I attended the free TOS Beyond the Basics seminar a few weeks ago. These guys really know there stuff! Tom Sosonoff was the instructor for the meeting along with a former OEX floor trader named Joe. I figured the seminar would be run by some TOS lackey but I was wrong. Google Tom Sosonoff sometime and you will see what I mean.

For vertical spreads on indexes here are the guidelines Tom gave us:

*Enter position minimum 23 days from expiration
*Trade front month contracts
*Go +/- 2% from the index :eek:
*Take in 1/3 width of strike for your credit
*Cover at 10% width of strikes

Someone in the class asked about possible adjustments and Tom stated that this is a "set it and forget it" trade.

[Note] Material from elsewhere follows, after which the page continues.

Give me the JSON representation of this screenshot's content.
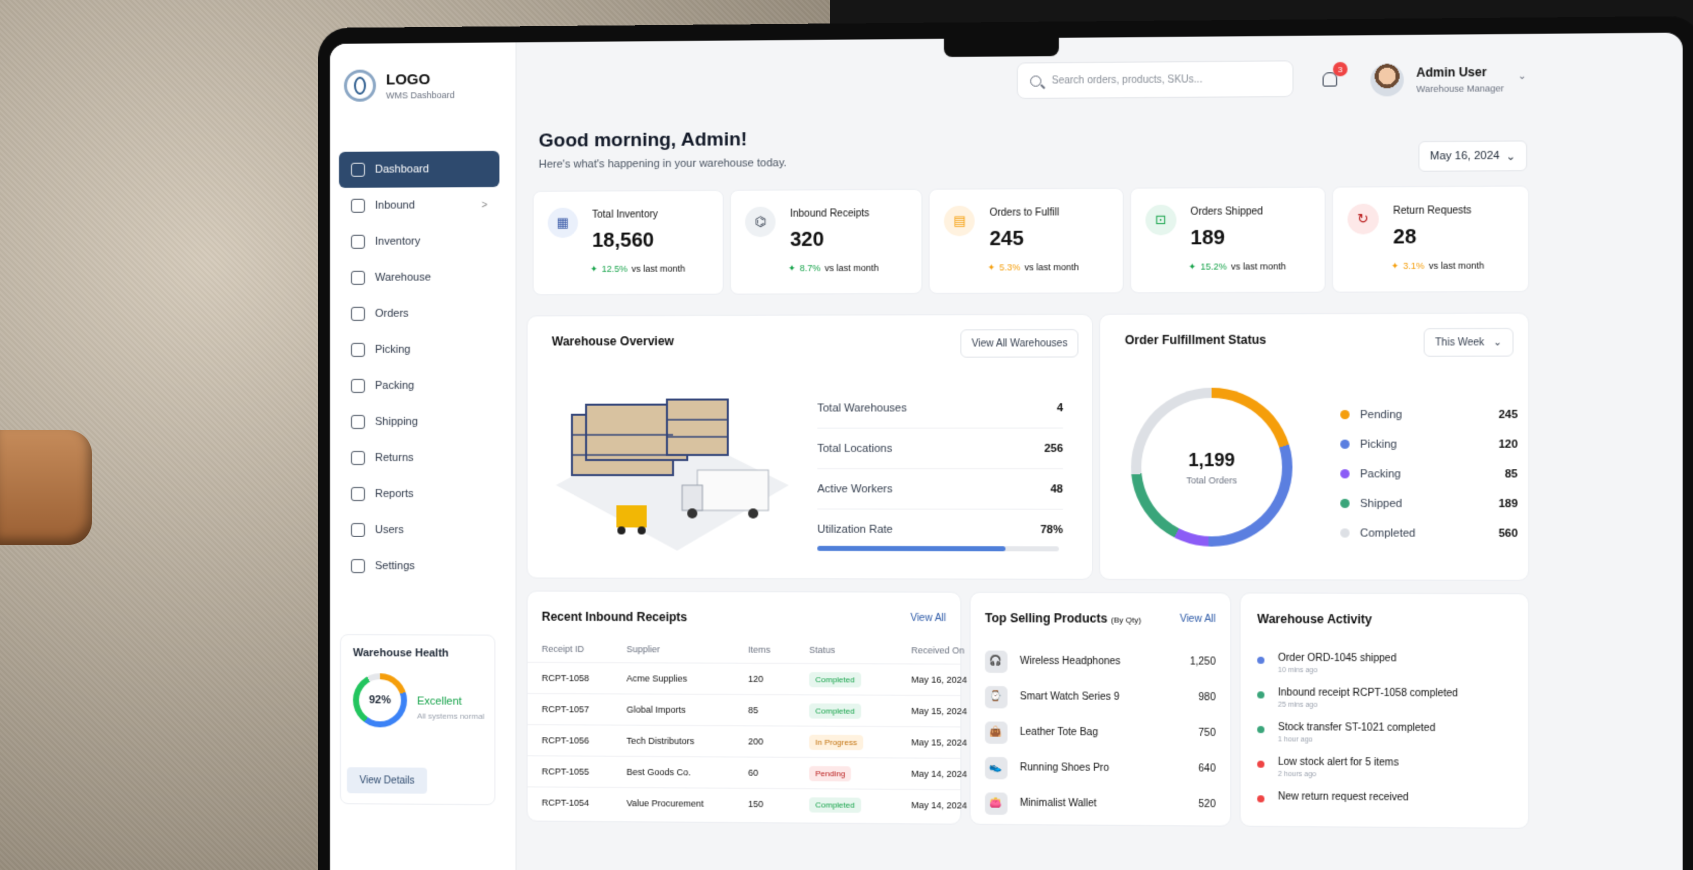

He said some people like to go much farther out on the short strikes but he didn't like the very small amount of credit taken in compared to this method. I think the 2% distance from the index would mean you have to have a stong directional bias when you put on the trade.

ryan

To a certain extent I agree with ToS on their OTM spread opinions. This is evident from my journal thread. But I'm with optioncoach as far as SPX is concerned. SPX is well suited for deep OTM spreads. I've never been to ToS seminars or anything, but it sounds like they are solely counting on statistical probabilities. This only works with large accounts where you can spread out your money between 50 different positions. That is the only way you could possibly promote a set it and forget it strategy. (Hence the <2.5% allocation to each trade statement) As a slightly more experienced option trader, I think that actively managing 50+ positions at once is very difficult. I really try to stay under 15. I also think that passively managing a position that is only 2% OTM on an issue like SPX is insane. And if you are playing a tighter, slower issue then you wouldn't really get a great credit either. Just my opinion.